Think I'm guilty of hyperbole? Well, let's look at the facts. First of all, one must consider the magnitude of the game. The World Cup comes round once every four years, and is the most popular sporting event on the planet. Although the finalists take the glory, each semi-final is remembered for years afterwards. Indeed English fans are still rabbiting on about the semi-final defeat to Germany in Italy, almost 25 years ago.
Then one must factor in the pedigree of the losing team. Brazil may have been missing their talisman, Neymar, but tonight's team still contained players from Real Madrid, Chelsea and Bayern Munich. Sure, there were weaknesses in Scolari's squad – his forward roster of Fred, Bernard and Jo read more like the dramatis personae of Coronation Street than a potent Latin strikeforce, and in truth Brazil's attack carried little of the beguiling flair which has distinguished the country's great teams of the past.

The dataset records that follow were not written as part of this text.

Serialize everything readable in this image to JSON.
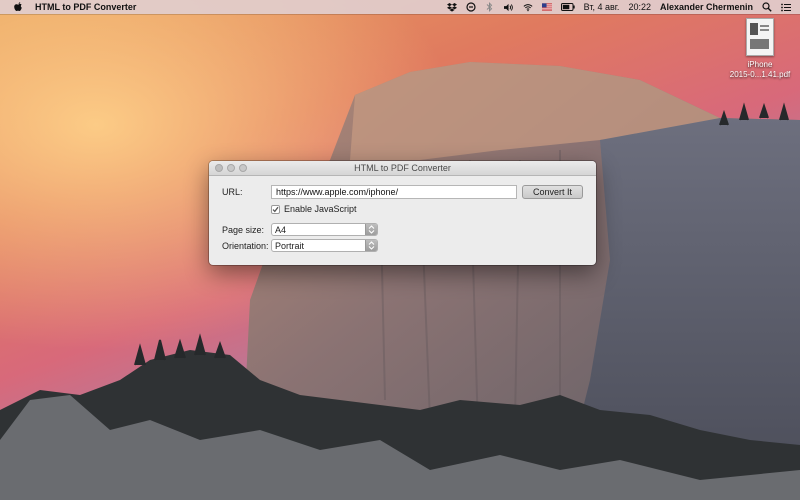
{
  "menubar": {
    "app_name": "HTML to PDF Converter",
    "date": "Вт, 4 авг.",
    "time": "20:22",
    "user": "Alexander Chermenin",
    "icons": [
      "apple-icon",
      "dropbox-icon",
      "sync-icon",
      "bluetooth-icon",
      "volume-icon",
      "wifi-icon",
      "flag-icon",
      "battery-icon",
      "search-icon",
      "notification-list-icon"
    ]
  },
  "desktop_file": {
    "name_line1": "iPhone",
    "name_line2": "2015-0...1.41.pdf"
  },
  "window": {
    "title": "HTML to PDF Converter",
    "url_label": "URL:",
    "url_value": "https://www.apple.com/iphone/",
    "convert_label": "Convert It",
    "js_label": "Enable JavaScript",
    "js_checked": true,
    "page_size_label": "Page size:",
    "page_size_value": "A4",
    "orientation_label": "Orientation:",
    "orientation_value": "Portrait"
  },
  "colors": {
    "sky_top": "#e8a25e",
    "sky_mid": "#d8697a",
    "sky_right": "#7d86b8",
    "rock": "#6e6a6c",
    "window_bg": "#ececec"
  }
}
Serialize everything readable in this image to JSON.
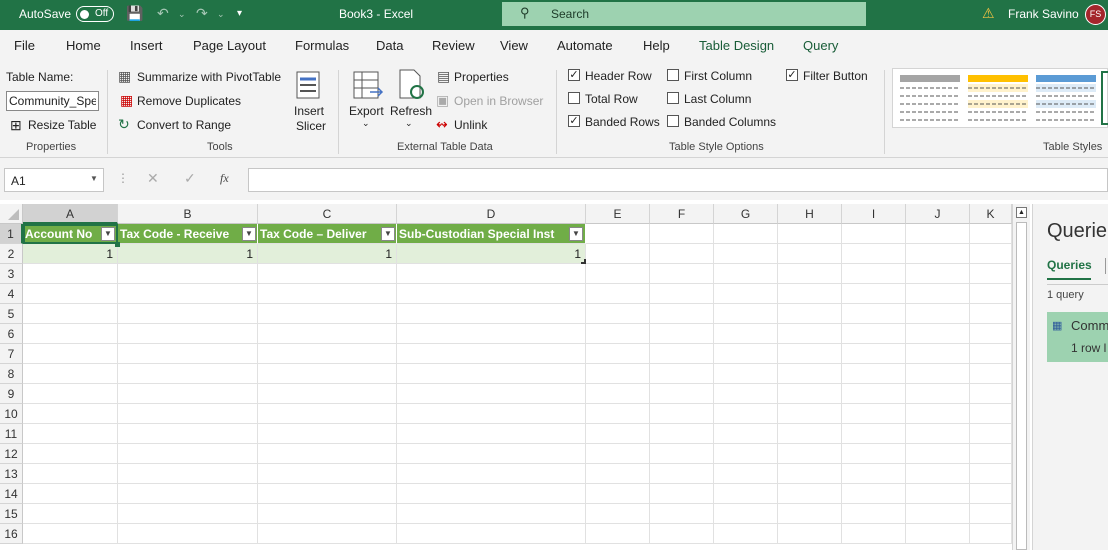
{
  "titlebar": {
    "autosave_label": "AutoSave",
    "autosave_state": "Off",
    "document_title": "Book3  -  Excel",
    "search_placeholder": "Search",
    "user_name": "Frank Savino",
    "user_initials": "FS"
  },
  "menu": [
    "File",
    "Home",
    "Insert",
    "Page Layout",
    "Formulas",
    "Data",
    "Review",
    "View",
    "Automate",
    "Help",
    "Table Design",
    "Query"
  ],
  "ribbon": {
    "table_name_label": "Table Name:",
    "table_name_value": "Community_Spe",
    "resize_table": "Resize Table",
    "properties_group": "Properties",
    "summarize": "Summarize with PivotTable",
    "remove_duplicates": "Remove Duplicates",
    "convert_range": "Convert to Range",
    "insert_slicer_1": "Insert",
    "insert_slicer_2": "Slicer",
    "tools_group": "Tools",
    "export": "Export",
    "refresh": "Refresh",
    "properties": "Properties",
    "open_browser": "Open in Browser",
    "unlink": "Unlink",
    "external_group": "External Table Data",
    "header_row": "Header Row",
    "total_row": "Total Row",
    "banded_rows": "Banded Rows",
    "first_column": "First Column",
    "last_column": "Last Column",
    "banded_columns": "Banded Columns",
    "filter_button": "Filter Button",
    "style_options_group": "Table Style Options",
    "styles_group": "Table Styles",
    "checks": {
      "header_row": true,
      "total_row": false,
      "banded_rows": true,
      "first_column": false,
      "last_column": false,
      "banded_columns": false,
      "filter_button": true
    }
  },
  "formula_bar": {
    "name_box": "A1",
    "fx": "fx",
    "value": ""
  },
  "sheet": {
    "columns": [
      "A",
      "B",
      "C",
      "D",
      "E",
      "F",
      "G",
      "H",
      "I",
      "J",
      "K"
    ],
    "rows": [
      "1",
      "2",
      "3",
      "4",
      "5",
      "6",
      "7",
      "8",
      "9",
      "10",
      "11",
      "12",
      "13",
      "14",
      "15",
      "16"
    ],
    "table_headers": [
      "Account No",
      "Tax Code - Receive",
      "Tax Code – Deliver",
      "Sub-Custodian Special Inst"
    ],
    "table_row": [
      "1",
      "1",
      "1",
      "1"
    ]
  },
  "queries_pane": {
    "title": "Querie",
    "tab": "Queries",
    "count": "1 query",
    "item_name": "Comm",
    "item_sub": "1 row l"
  },
  "colors": {
    "excel_green": "#217346",
    "table_header": "#70ad47",
    "table_band": "#e2efda"
  }
}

Yet this was Brazil, the five-time World Cup winners, proud wearers of those iconic jerseys which seem to infuse even the most mediocre of players with the belief that they are world-beaters. And this lot were playing at home, roared on by over 200 million people in familiar surroundings and in conditions which should have suited them far more than their European opponents. Prior to tonight, Brazil hadn't lost a competitive home match for 12 years.
Given Brazil's history, their home advantage, and the stakes for which both teams were playing, any German win would have constituted an outstanding result. Yet they inflicted Brazil's biggest-ever defeat, and one of the widest winning margins ever seen at the World Cup; only six times in history has a team scored more than seven goals at the tournament. The last time a team shipped seven goals was in the group stage, and that team was North Korea.
There have been drubbings of fancied sides before, of course. Just last year Bayern Munich, for whom many of this German side play their club football, inflicted a 7-0 humiliation on Barcelona in the Champions League, albeit over two legs. Go back in history and you have Real Madrid's 7-3 victory over Eintracht Frankfurt in the 1960 European Cup, and, even further back, Hungary's 7-1 demolition of England, then the aristocrats of the game, during the 1950s.
Yet surely no hammering has ever captured quite so much attention as this one. The entire world tuned in to watch a heavyweight contest this evening, and ended up seeing a proud footballing nation brought to its knees, reduced to a pathetic rabble. The dust is now starting to settle, as people finally accept that what they saw on their television screens was, in fact, real. But football's aficionados will be talking about tonight for as long as the game is played.